Aignostics / TU Berlin / BIFOLD / Charité – Universitätsmedizin Berlin / German Cancer Research Center (DKFZ) / LMU Munich / Korea University / Max Planck Institute for Informatics
A self-supervised foundation model for computational pathology, designed with pathologist input and trained on a diverse multi-stain whole-slide image corpus.
RudolfV is a self-supervised foundation model for computational pathology developed by Aignostics together with academic collaborators including TU Berlin, BIFOLD, Charité – Universitätsmedizin Berlin, the German Cancer Research Center (DKFZ), and LMU Munich. Introduced in January 2024, the model is named after Rudolf Virchow, a founder of modern pathology, reflecting its design philosophy: a foundation model built "by pathologists for pathologists," in which domain expertise guided data curation and evaluation rather than relying purely on scale.
Histopathology slides are extremely heterogeneous, spanning many tissue types, disease entities, staining protocols, and scanner vendors, and most computational pathology models struggle to generalize across this variation or to handle rare diseases.

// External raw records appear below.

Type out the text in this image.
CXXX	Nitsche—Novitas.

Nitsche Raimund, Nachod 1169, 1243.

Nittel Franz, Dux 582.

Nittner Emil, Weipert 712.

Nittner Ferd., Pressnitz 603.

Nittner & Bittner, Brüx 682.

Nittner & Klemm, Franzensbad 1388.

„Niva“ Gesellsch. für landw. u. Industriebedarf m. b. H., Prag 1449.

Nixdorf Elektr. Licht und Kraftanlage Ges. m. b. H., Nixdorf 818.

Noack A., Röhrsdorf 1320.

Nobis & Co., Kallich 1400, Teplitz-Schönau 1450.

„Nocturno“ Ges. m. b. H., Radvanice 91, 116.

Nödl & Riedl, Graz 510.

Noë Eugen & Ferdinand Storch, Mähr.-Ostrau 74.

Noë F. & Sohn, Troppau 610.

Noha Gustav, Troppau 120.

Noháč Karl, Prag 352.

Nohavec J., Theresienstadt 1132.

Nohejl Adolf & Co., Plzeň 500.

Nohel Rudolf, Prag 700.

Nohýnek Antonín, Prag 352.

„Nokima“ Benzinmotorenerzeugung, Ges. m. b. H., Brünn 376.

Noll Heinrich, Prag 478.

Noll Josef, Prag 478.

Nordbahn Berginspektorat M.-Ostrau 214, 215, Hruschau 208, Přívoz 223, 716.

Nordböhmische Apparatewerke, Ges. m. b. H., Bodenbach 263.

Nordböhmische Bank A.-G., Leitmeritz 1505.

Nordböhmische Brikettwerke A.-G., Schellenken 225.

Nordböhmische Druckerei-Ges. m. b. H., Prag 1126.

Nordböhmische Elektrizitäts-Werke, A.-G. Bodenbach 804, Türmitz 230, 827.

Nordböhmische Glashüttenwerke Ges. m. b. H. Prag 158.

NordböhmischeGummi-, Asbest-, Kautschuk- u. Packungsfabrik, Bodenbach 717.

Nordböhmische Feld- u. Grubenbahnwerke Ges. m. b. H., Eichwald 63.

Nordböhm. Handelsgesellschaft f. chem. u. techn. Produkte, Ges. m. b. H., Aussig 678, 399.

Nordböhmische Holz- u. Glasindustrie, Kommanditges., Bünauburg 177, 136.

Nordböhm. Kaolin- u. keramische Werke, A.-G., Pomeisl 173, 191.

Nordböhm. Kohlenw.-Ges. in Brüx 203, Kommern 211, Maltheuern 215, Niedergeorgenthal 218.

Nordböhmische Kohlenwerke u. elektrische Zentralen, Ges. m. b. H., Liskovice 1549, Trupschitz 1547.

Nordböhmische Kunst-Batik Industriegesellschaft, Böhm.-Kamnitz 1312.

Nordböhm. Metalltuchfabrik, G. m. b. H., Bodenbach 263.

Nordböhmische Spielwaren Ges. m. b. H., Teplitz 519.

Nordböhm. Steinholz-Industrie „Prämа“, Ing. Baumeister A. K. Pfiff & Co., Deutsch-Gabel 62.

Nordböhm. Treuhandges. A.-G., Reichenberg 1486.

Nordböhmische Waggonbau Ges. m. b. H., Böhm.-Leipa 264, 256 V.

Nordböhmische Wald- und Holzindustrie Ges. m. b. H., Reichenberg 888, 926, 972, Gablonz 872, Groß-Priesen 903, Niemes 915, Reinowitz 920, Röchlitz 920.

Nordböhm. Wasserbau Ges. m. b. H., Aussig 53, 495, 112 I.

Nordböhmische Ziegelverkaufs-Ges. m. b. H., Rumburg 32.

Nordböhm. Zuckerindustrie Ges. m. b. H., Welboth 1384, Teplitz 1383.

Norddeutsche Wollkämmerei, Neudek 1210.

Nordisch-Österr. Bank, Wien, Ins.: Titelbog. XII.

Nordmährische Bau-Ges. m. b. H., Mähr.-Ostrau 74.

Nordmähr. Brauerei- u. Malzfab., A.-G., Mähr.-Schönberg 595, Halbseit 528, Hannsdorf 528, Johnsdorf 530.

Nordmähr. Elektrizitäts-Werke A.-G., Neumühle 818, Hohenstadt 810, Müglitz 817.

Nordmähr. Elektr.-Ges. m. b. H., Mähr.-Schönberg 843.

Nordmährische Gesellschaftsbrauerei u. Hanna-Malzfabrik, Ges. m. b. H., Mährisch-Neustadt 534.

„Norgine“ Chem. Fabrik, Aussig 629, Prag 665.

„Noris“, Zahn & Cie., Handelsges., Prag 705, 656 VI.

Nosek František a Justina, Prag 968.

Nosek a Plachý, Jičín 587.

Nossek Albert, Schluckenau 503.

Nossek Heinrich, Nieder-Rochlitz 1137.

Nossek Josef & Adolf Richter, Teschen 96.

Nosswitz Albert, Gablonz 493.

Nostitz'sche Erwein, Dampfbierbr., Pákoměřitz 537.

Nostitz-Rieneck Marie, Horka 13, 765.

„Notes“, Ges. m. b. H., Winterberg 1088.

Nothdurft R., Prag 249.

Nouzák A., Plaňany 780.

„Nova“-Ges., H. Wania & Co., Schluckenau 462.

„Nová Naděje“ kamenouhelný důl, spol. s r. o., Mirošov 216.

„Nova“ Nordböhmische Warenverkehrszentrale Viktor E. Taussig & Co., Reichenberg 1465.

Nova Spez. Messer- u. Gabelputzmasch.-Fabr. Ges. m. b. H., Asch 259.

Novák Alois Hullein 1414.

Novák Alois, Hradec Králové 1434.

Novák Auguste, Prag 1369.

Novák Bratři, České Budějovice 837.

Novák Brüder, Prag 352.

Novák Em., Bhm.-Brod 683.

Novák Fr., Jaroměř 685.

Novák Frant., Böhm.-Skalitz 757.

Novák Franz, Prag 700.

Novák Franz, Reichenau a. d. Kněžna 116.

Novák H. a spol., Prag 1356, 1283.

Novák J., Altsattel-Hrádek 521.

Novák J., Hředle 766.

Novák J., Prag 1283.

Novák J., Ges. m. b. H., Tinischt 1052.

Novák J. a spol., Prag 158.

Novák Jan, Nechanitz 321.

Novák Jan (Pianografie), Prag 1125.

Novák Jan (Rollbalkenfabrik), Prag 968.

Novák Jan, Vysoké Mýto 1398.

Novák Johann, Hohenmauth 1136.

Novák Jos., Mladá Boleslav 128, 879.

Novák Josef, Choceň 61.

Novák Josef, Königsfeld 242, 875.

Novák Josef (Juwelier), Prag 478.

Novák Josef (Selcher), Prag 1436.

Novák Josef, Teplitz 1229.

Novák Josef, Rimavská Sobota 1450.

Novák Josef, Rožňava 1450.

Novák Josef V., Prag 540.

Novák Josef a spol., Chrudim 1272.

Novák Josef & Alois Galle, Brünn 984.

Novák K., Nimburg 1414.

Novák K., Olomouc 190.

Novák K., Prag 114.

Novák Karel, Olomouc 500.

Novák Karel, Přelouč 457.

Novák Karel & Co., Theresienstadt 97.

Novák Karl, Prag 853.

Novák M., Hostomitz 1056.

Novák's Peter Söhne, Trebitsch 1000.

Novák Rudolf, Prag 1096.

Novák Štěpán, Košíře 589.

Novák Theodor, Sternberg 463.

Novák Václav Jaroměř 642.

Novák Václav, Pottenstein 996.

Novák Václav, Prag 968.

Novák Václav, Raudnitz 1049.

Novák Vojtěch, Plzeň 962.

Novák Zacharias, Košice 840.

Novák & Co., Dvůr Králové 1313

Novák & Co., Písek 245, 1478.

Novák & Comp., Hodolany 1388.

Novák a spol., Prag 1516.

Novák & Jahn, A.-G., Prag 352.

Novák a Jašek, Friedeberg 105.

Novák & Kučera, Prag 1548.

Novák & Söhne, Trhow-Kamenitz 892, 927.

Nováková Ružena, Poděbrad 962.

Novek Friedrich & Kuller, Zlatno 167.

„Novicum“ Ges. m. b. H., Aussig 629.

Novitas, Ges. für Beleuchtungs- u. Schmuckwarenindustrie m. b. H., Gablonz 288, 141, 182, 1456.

RudolfV addresses this by combining a large, deliberately diverse training corpus with self-supervised pretraining, producing a general-purpose tile encoder whose embeddings transfer to a wide range of downstream diagnostic and biomarker tasks.
The model sits alongside other pathology foundation models such as UNI, Virchow, H-optimus-0, and Hibou, and was among the early efforts to emphasize stain and laboratory diversity as a deliberate design axis rather than simply maximizing the number of hematoxylin-and-eosin slides.
RudolfV is a Vision Transformer (ViT-L/14, roughly 300 million parameters) pretrained with a DINOv2-style self-supervised objective. The training adaptation samples a specific distribution over slide groups and tissue clusters and extends the standard augmentation pipeline with stain variations to encourage stain-invariant representations. The corpus comprises 103,849 whole-slide images from 35,784 cases, from which about 791 million tiles were extracted and roughly 751 million retained after filtering. Pretraining used a batch size of 960 on 16 A100-40GB GPUs for 625,000 iterations. Evaluated as a frozen encoder across benchmarks including PCam, MHIST, CRC-100K, MSI prediction in colorectal and gastric cancer, and tumor-infiltrating-lymphocyte detection, RudolfV reports competitive or state-of-the-art performance relative to other foundation models of its era while using comparatively fewer slides.
RudolfV serves as a backbone for computational pathology workflows in both clinical research and biopharma. Its embeddings support tasks such as cancer subtyping, nuclear and tissue segmentation, microsatellite-instability and other biomarker prediction, and tumor microenvironment profiling, typically by training lightweight heads on the frozen features. Aignostics has described RudolfV as the base model underlying its histopathology product work, making it relevant to diagnostic-support tooling, translational research, and clinical-trial biomarker analysis.
RudolfV helped establish data diversity and pathologist-informed curation, rather than slide count alone, as decisive factors for pathology foundation models, demonstrating competitive performance from a curated multi-stain corpus. It serves as the predecessor to Aignostics' later Atlas model (developed with Mayo Clinic and Charité) and is frequently cited in surveys of computational pathology foundation models. Practical adoption outside Aignostics is constrained by access terms: the work is released under a CC BY-NC-ND 4.0 license, and weights are distributed through Aignostics rather than as a fully open release, which limits broad academic reuse compared with openly licensed alternatives.
Dippel, J., et al. (2024) RudolfV: A Foundation Model by Pathologists for Pathologists. arXiv.org.